O resultado é uma lacuna na representação política, que tem sido preenchida pela extrema direita e, em menor grau, pela extrema esquerda. Isso se aplica ao caso de Merkel, que caminhou para a esquerda nos seus doze anos de governo, abrindo um flanco à direita de seu partido, ocupado nesta eleição pela AfD. (A legenda ganhou impulso sobretudo pela decisão da chanceler de abrir o país à leva de refugiados no fim de 2015.) Também se aplica ao socialista francês François Hollande, um presidente tão impopular que nem tentou disputar a reeleição no pleito deste ano.

(Arte/VEJA)

A desilusão do eleitorado fez aflorar o populismo, instrumento político que andava meio em baixa na região. Com variantes locais, o populismo reapareceu com força em sucessivas eleições recentes, em alguns casos aproximando-se do poder, ao captar a existência de um mal-estar profundo em relação à grave crise da União Europeia. Diz Erik Brattberg, diretor do programa europeu da Fundação Carnegie para a Paz Internacional: “A AfD da Alemanha baseia-se numa fórmula anti-imigração e de direita, similar ao movimento de Donald Trump, nos Estados Unidos, à Frente Nacional de Marine Le Pen e ao Brexit, assim chamado o voto pela saída da Inglaterra da União Europeia. Há ainda uma sobreposição no fato de as pessoas se sentirem ‘esquecidas’ e ‘pouco ouvidas’ pela ‘elite’, o que também é comum a Trump e à Frente Nacional”.

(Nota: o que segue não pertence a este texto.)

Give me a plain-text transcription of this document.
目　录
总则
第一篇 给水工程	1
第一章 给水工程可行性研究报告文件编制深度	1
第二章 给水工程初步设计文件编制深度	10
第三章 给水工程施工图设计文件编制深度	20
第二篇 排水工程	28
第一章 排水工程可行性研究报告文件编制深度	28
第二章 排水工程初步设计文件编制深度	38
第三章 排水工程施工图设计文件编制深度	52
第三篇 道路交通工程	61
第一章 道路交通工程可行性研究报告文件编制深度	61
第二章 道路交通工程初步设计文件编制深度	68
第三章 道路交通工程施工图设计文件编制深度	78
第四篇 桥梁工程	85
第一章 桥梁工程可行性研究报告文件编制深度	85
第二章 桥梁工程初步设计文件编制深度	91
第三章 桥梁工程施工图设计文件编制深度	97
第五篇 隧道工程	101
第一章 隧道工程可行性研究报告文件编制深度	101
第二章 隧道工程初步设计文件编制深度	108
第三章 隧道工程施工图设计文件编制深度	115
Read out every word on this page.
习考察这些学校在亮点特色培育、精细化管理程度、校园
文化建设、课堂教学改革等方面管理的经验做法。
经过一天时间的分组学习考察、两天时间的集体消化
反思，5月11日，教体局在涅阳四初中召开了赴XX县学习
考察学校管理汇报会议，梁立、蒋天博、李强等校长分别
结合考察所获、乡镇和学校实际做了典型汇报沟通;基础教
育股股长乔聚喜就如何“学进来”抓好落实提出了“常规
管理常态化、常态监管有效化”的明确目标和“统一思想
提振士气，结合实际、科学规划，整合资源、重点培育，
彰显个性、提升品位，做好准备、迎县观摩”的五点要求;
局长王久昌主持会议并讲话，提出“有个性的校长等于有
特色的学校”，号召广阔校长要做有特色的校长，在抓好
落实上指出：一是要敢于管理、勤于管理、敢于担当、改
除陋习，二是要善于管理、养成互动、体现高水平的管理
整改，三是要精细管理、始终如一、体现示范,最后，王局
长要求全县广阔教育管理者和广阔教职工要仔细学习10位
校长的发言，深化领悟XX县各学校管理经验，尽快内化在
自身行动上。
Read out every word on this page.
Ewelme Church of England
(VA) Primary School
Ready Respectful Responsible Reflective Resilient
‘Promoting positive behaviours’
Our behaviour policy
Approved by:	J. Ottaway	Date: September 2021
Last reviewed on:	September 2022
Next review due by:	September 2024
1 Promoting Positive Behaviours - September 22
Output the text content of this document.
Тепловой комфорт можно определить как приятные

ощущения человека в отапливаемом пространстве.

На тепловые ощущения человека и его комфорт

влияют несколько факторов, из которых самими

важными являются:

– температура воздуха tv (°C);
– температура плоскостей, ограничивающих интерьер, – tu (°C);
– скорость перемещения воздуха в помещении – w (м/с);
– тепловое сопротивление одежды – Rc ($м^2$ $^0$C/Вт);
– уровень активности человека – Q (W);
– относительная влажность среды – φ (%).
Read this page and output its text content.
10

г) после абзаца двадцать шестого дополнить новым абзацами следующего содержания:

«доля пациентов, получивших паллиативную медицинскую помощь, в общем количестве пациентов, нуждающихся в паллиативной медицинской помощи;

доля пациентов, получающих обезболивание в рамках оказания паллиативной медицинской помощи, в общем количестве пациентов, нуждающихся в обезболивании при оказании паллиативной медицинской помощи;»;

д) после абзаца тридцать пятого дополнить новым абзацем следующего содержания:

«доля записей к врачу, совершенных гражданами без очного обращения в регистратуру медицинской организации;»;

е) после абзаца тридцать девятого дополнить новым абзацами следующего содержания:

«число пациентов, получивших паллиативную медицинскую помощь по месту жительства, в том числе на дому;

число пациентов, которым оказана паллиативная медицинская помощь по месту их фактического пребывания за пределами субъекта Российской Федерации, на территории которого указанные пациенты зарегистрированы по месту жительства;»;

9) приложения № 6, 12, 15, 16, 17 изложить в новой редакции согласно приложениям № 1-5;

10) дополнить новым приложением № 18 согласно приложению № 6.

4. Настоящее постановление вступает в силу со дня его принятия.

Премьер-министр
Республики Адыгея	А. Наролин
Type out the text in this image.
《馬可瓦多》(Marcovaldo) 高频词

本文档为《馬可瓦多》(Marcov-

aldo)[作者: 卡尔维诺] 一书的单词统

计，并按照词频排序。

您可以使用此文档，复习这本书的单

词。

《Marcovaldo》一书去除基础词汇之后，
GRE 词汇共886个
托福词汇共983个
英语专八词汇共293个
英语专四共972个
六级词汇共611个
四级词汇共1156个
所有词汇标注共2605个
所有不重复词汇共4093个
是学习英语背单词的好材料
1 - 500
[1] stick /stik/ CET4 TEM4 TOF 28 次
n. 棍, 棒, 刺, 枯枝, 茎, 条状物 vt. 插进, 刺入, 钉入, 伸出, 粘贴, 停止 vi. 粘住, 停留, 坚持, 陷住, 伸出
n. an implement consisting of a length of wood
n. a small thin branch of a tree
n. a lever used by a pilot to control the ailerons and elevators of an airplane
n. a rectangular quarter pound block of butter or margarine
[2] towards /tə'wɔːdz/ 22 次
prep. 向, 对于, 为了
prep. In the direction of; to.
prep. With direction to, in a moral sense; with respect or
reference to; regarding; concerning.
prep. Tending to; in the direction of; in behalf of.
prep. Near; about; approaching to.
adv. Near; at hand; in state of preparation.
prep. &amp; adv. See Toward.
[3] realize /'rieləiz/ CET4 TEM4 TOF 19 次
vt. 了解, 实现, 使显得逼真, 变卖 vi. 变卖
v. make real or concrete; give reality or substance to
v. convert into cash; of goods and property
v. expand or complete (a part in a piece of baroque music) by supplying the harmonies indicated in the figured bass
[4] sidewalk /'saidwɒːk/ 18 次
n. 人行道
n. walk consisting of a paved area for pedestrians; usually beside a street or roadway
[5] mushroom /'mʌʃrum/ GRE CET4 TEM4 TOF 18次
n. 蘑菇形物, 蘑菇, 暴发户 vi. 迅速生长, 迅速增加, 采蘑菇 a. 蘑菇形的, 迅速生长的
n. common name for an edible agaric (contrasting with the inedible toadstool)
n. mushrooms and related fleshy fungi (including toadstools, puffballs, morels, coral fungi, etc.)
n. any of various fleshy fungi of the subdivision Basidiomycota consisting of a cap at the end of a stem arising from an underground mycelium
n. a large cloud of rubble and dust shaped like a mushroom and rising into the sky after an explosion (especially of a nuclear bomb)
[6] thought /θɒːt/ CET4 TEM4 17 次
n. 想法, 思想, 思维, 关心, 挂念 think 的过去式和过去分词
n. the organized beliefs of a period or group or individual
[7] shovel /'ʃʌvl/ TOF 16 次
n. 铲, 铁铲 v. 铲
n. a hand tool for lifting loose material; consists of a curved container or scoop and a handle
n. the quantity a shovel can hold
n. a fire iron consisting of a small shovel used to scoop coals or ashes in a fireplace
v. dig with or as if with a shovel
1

Apesar da ascensão de radicais e populistas em eleições recentes, é preciso ver o lado positivo da equação. Nos Estados Unidos, Trump foi eleito mais pelos erros e pela impopularidade da adversária, a democrata Hillary Clinton, do que por uma súbita guinada do eleitorado americano para a direita — e, nunca é demais lembrar, teve menos votos do que Hillary. Após o Brexit, a Inglaterra discute uma saída menos traumática e mais integrada ao bloco europeu. Na França, na Áustria, na Holanda e, agora, na Alemanha, radicais de direita mostraram os músculos, mas a verdade é que não chegaram nem perto do poder. Mais de 87% dos alemães, afinal, votaram em partidos democráticos, apesar dos repetidos ataques de terroristas islâmicos e da onda de refugiados. Mesmo entre os que se renderam à AfD há uma rejeição a propostas extremadas, o que ficou evidente com a decisão, anunciada em 25 de setembro, de Frauke Petry, ex-líder do partido, de abandonar a sigla por desavenças com sua ala mais radical.

Caberá aos políticos no comando, incluindo a chanceler Angela Merkel, que negocia com os liberais do FPD e os Verdes a formação de uma nova coalizão para engatar seu quarto mandato no governo, perceber a frustração dos eleitores e reconquistá-los. Agora que a mensagem aos partidos tradicionais está dada, trata-se de impedir que o namoro com populistas e extremistas se transforme em casamento. Uma coisa é certa: a Alemanha de 2017 não é a Alemanha de 1933, quando os nazistas chegaram ao poder via Parlamento. É muito melhor.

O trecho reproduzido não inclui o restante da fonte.